BCG izi yoksa ne yapmalı

BCG aşısı sonrasında iz kalmamışsa genellikle belirli bir süre sonra yeniden aşılama yapılır. Yeniden aşılamadan önce, çocukta doğuştan gelen bağışıklık dışındaki nedenlerden dolayı BCG skarının olmadığından emin olmalısınız. Bu genellikle bir mantu kullanılarak kontrol edilir, bu durumda herhangi bir reaksiyon vermez, enjeksiyondan sadece küçük bir delik kalır. Bu durumda aşıya kesinlikle gerek yoktur.

BCG aşısından sonra yara izi nasıl görünmeli?

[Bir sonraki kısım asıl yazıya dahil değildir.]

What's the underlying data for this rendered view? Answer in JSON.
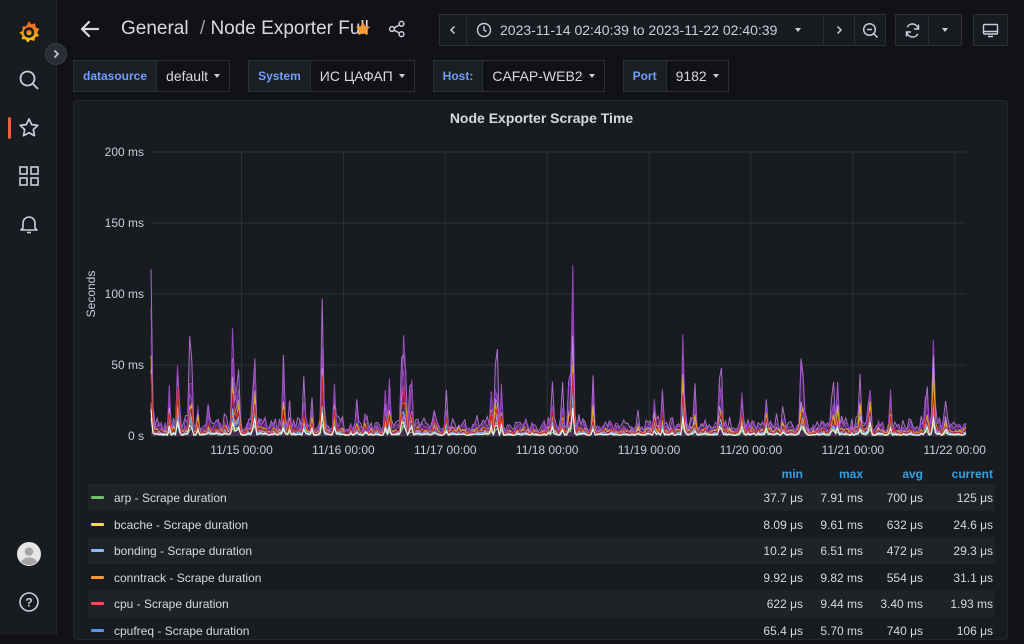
{
  "breadcrumb": {
    "folder": "General",
    "separator": "/",
    "dashboard": "Node Exporter Full"
  },
  "time_range": {
    "label": "2023-11-14 02:40:39 to 2023-11-22 02:40:39"
  },
  "icons": {
    "logo": "grafana-logo-icon",
    "search": "search-icon",
    "starred": "star-icon",
    "dashboards": "apps-icon",
    "alerts": "bell-icon",
    "profile": "user-avatar-icon",
    "help": "help-icon"
  },
  "variables": [
    {
      "label": "datasource",
      "value": "default"
    },
    {
      "label": "System",
      "value": "ИС ЦАФАП"
    },
    {
      "label": "Host:",
      "value": "CAFAP-WEB2"
    },
    {
      "label": "Port",
      "value": "9182"
    }
  ],
  "panel": {
    "title": "Node Exporter Scrape Time"
  },
  "colors": {
    "accent": "#33a2e5",
    "brand": "#f55f3e",
    "star": "#ff9830"
  },
  "chart_data": {
    "type": "line",
    "title": "Node Exporter Scrape Time",
    "ylabel": "Seconds",
    "xlabel": "",
    "ylim": [
      0,
      200
    ],
    "y_ticks": [
      "0 s",
      "50 ms",
      "100 ms",
      "150 ms",
      "200 ms"
    ],
    "x_ticks": [
      "11/15 00:00",
      "11/16 00:00",
      "11/17 00:00",
      "11/18 00:00",
      "11/19 00:00",
      "11/20 00:00",
      "11/21 00:00",
      "11/22 00:00"
    ],
    "x_range": [
      "2023-11-14 02:40",
      "2023-11-22 02:40"
    ],
    "peaks_ms": [
      {
        "x": "2023-11-14 02:40",
        "y": 118
      },
      {
        "x": "2023-11-14 09:00",
        "y": 95
      },
      {
        "x": "2023-11-14 12:00",
        "y": 100
      },
      {
        "x": "2023-11-14 22:00",
        "y": 105
      },
      {
        "x": "2023-11-15 03:00",
        "y": 97
      },
      {
        "x": "2023-11-15 19:00",
        "y": 108
      },
      {
        "x": "2023-11-16 14:00",
        "y": 113
      },
      {
        "x": "2023-11-17 12:00",
        "y": 100
      },
      {
        "x": "2023-11-18 06:00",
        "y": 160
      },
      {
        "x": "2023-11-19 08:00",
        "y": 110
      },
      {
        "x": "2023-11-20 12:00",
        "y": 87
      },
      {
        "x": "2023-11-21 04:00",
        "y": 71
      },
      {
        "x": "2023-11-21 19:00",
        "y": 109
      }
    ],
    "series": [
      {
        "name": "arp - Scrape duration",
        "color": "#73bf69",
        "min": "37.7 μs",
        "max": "7.91 ms",
        "avg": "700 μs",
        "current": "125 μs"
      },
      {
        "name": "bcache - Scrape duration",
        "color": "#fade2a",
        "min": "8.09 μs",
        "max": "9.61 ms",
        "avg": "632 μs",
        "current": "24.6 μs"
      },
      {
        "name": "bonding - Scrape duration",
        "color": "#8ab8ff",
        "min": "10.2 μs",
        "max": "6.51 ms",
        "avg": "472 μs",
        "current": "29.3 μs"
      },
      {
        "name": "conntrack - Scrape duration",
        "color": "#ff9830",
        "min": "9.92 μs",
        "max": "9.82 ms",
        "avg": "554 μs",
        "current": "31.1 μs"
      },
      {
        "name": "cpu - Scrape duration",
        "color": "#f2495c",
        "min": "622 μs",
        "max": "9.44 ms",
        "avg": "3.40 ms",
        "current": "1.93 ms"
      },
      {
        "name": "cpufreq - Scrape duration",
        "color": "#5794f2",
        "min": "65.4 μs",
        "max": "5.70 ms",
        "avg": "740 μs",
        "current": "106 μs"
      }
    ],
    "legend_columns": [
      "min",
      "max",
      "avg",
      "current"
    ],
    "grid": true
  }
}
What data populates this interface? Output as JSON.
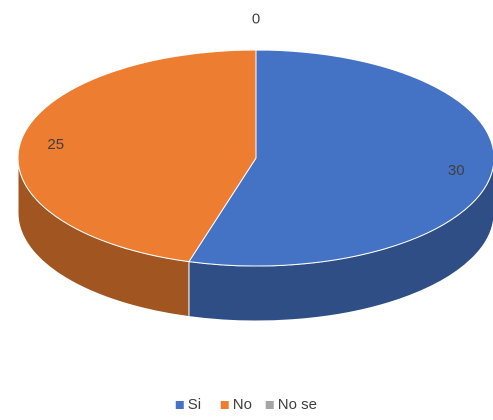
{
  "chart_data": {
    "type": "pie",
    "categories": [
      "Si",
      "No",
      "No se"
    ],
    "values": [
      30,
      25,
      0
    ],
    "colors": [
      "#4472c4",
      "#ed7d31",
      "#a5a5a5"
    ],
    "legend": "bottom"
  }
}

Ne zaman ortaya çıkıyor? Vücudun doğru tepkisi ne olmalı? Aşı yapıldıktan sonra iz kalmazsa ne yapılmalı? Bu sorular anneleri ilgilendiriyor çünkü tüberküloz basilinden bağışıklık oluşması çocuk için önemli.

Tüberküloza karşı aşılama tekniği

BCG aşısı, herhangi bir kontrendikasyon yoksa doğum hastanesindeki yenidoğanlara taburcu edilmeden önce yapılır. Bu aşının amacı tüberküloza karşı bağışıklık oluşturmaktır. İlaç, enjeksiyon tekniği kurallarına uygun olarak sol omuza intradermal olarak uygulanır. İstisnai durumlarda omuz bölgesine değil uyluk bölgesine aşı yapıyorlar.

Çocuğa doğum hastanesinde aşı yapılmadıysa aşılama, ilgili çocuk doktorunun gözetiminde klinikte yapılır. Diğer durumlarda BCG aşıları, sağlık ekibinin seyahat etmesi karşılığında uygun ücret ödenerek evde yapılabilir.

Aşı yapıldıktan sonra çocukta çapı 10 mm'ye kadar beyaz ve düz bir papül gelişir. Bu, ilacın dermis tabakasına doğru şekilde uygulandığını gösterir. 18-20 dakika sonra papül düzelir. Yaklaşık bir buçuk ay sonra greftin yerinde hafif süpürasyonlu bir püstül oluşur.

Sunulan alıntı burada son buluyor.